The service, which will become available from December 12 on a trial basis, is being offered in collaboration with the state-owned Myanmar Post and Telecommunications (MPT). It will initially target foreign residents and tourists, according to business sources in Rangoon.
A source at Htoo Trading Company said that two types of cards will be made available—cards costing 20 FEC (officially equivalent to US $20), which must be used within four weeks, and 10-FEC cards valid for just two weeks.
This contrasts with the official license fee of 1.55 million kyat ($1,240) currently charged by MPT. However, the cost of placing a domestic call will rise dramatically, from 25 kyat (around $0.02) to 350 kyat ($0.30).
“It’s good to hear that the GSM phone SIM cards are cheaper, but at 350 kyat per minute, the charge for making local calls is too high,” said the owner of a shop selling mobile phones in Rangoon’s Yuzana shopping center.
Another factor that is likely to limit the market for the new service is the fact that it will only be available at hotels run by Tay Za, the owner of Htoo Trading Company and a close crony of the country’s military leader, Snr-Gen Than Shwe.
“The hotels and resorts will also offer to sell handsets to customers who want to buy the new SIM cards,” said the source at Htoo Trading.
Business sources in Rangoon said that Tay Za had reached an agreement with the Burmese regime that put him in a position to dominate the telecommunications sector through his effective control of the lucrative GSM mobile phone market.
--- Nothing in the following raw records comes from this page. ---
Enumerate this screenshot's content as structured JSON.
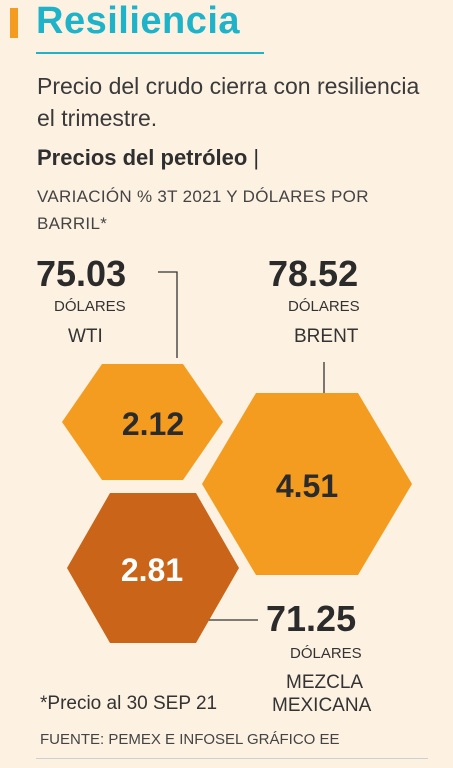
{
  "header": {
    "title": "Resiliencia",
    "subtitle": "Precio del crudo cierra con resiliencia el trimestre."
  },
  "chart_data": {
    "type": "bubble",
    "title": "Precios del petróleo",
    "title_separator": "|",
    "subtitle": "VARIACIÓN % 3T 2021 Y DÓLARES POR BARRIL*",
    "series": [
      {
        "name": "WTI",
        "price": "75.03",
        "unit": "DÓLARES",
        "variation": "2.12",
        "color": "#f39c1f"
      },
      {
        "name": "BRENT",
        "price": "78.52",
        "unit": "DÓLARES",
        "variation": "4.51",
        "color": "#f39c1f"
      },
      {
        "name": "MEZCLA MEXICANA",
        "name_line1": "MEZCLA",
        "name_line2": "MEXICANA",
        "price": "71.25",
        "unit": "DÓLARES",
        "variation": "2.81",
        "color": "#c96419"
      }
    ]
  },
  "footer": {
    "note": "*Precio al 30 SEP 21",
    "source": "FUENTE: PEMEX E INFOSEL GRÁFICO EE"
  }
}
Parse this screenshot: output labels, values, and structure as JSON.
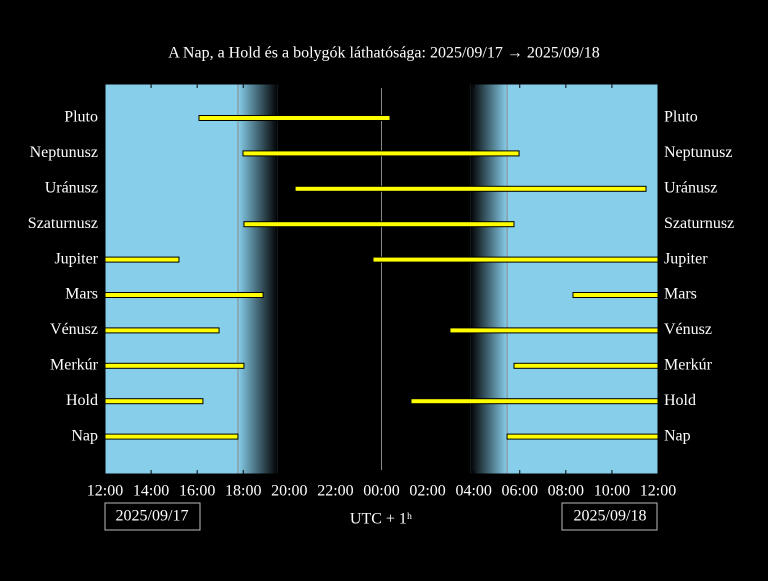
{
  "chart_data": {
    "type": "visibility",
    "title": "A Nap, a Hold és a bolygók láthatósága: 2025/09/17 → 2025/09/18",
    "xlabel": "UTC + 1ʰ",
    "start_date": "2025/09/17",
    "end_date": "2025/09/18",
    "xlim": [
      0,
      24
    ],
    "xticks": [
      {
        "value": 0,
        "label": "12:00"
      },
      {
        "value": 2,
        "label": "14:00"
      },
      {
        "value": 4,
        "label": "16:00"
      },
      {
        "value": 6,
        "label": "18:00"
      },
      {
        "value": 8,
        "label": "20:00"
      },
      {
        "value": 10,
        "label": "22:00"
      },
      {
        "value": 12,
        "label": "00:00"
      },
      {
        "value": 14,
        "label": "02:00"
      },
      {
        "value": 16,
        "label": "04:00"
      },
      {
        "value": 18,
        "label": "06:00"
      },
      {
        "value": 20,
        "label": "08:00"
      },
      {
        "value": 22,
        "label": "10:00"
      },
      {
        "value": 24,
        "label": "12:00"
      }
    ],
    "categories": [
      "Pluto",
      "Neptunusz",
      "Uránusz",
      "Szaturnusz",
      "Jupiter",
      "Mars",
      "Vénusz",
      "Merkúr",
      "Hold",
      "Nap"
    ],
    "intervals": [
      [
        [
          4.08,
          12.37
        ]
      ],
      [
        [
          5.99,
          17.97
        ]
      ],
      [
        [
          8.25,
          23.48
        ]
      ],
      [
        [
          6.03,
          17.75
        ]
      ],
      [
        [
          0,
          3.21
        ],
        [
          11.63,
          24
        ]
      ],
      [
        [
          0,
          6.86
        ],
        [
          20.31,
          24
        ]
      ],
      [
        [
          0,
          4.95
        ],
        [
          14.97,
          24
        ]
      ],
      [
        [
          0,
          6.03
        ],
        [
          17.75,
          24
        ]
      ],
      [
        [
          0,
          4.25
        ],
        [
          13.28,
          24
        ]
      ],
      [
        [
          0,
          5.77
        ],
        [
          17.45,
          24
        ]
      ]
    ],
    "sunset": 5.77,
    "dark_start": 7.5,
    "dark_end": 15.85,
    "sunrise": 17.45,
    "midnight": 12,
    "day_color": "#87ceeb",
    "night_color": "#000000",
    "bar_color": "#ffff00"
  }
}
Htoo Trading Company already plays a major role in the Burmese economy. The company’s business activities range from logging, tourism, hotels, air transport and construction to technological investment in Yadanabon Cyber City in Mandalay.
GSM mobile phones have become an important communications tool in Burma, where there are now more than 200,000 GSM subscribers, according to MPT, which introduced the service in 2002.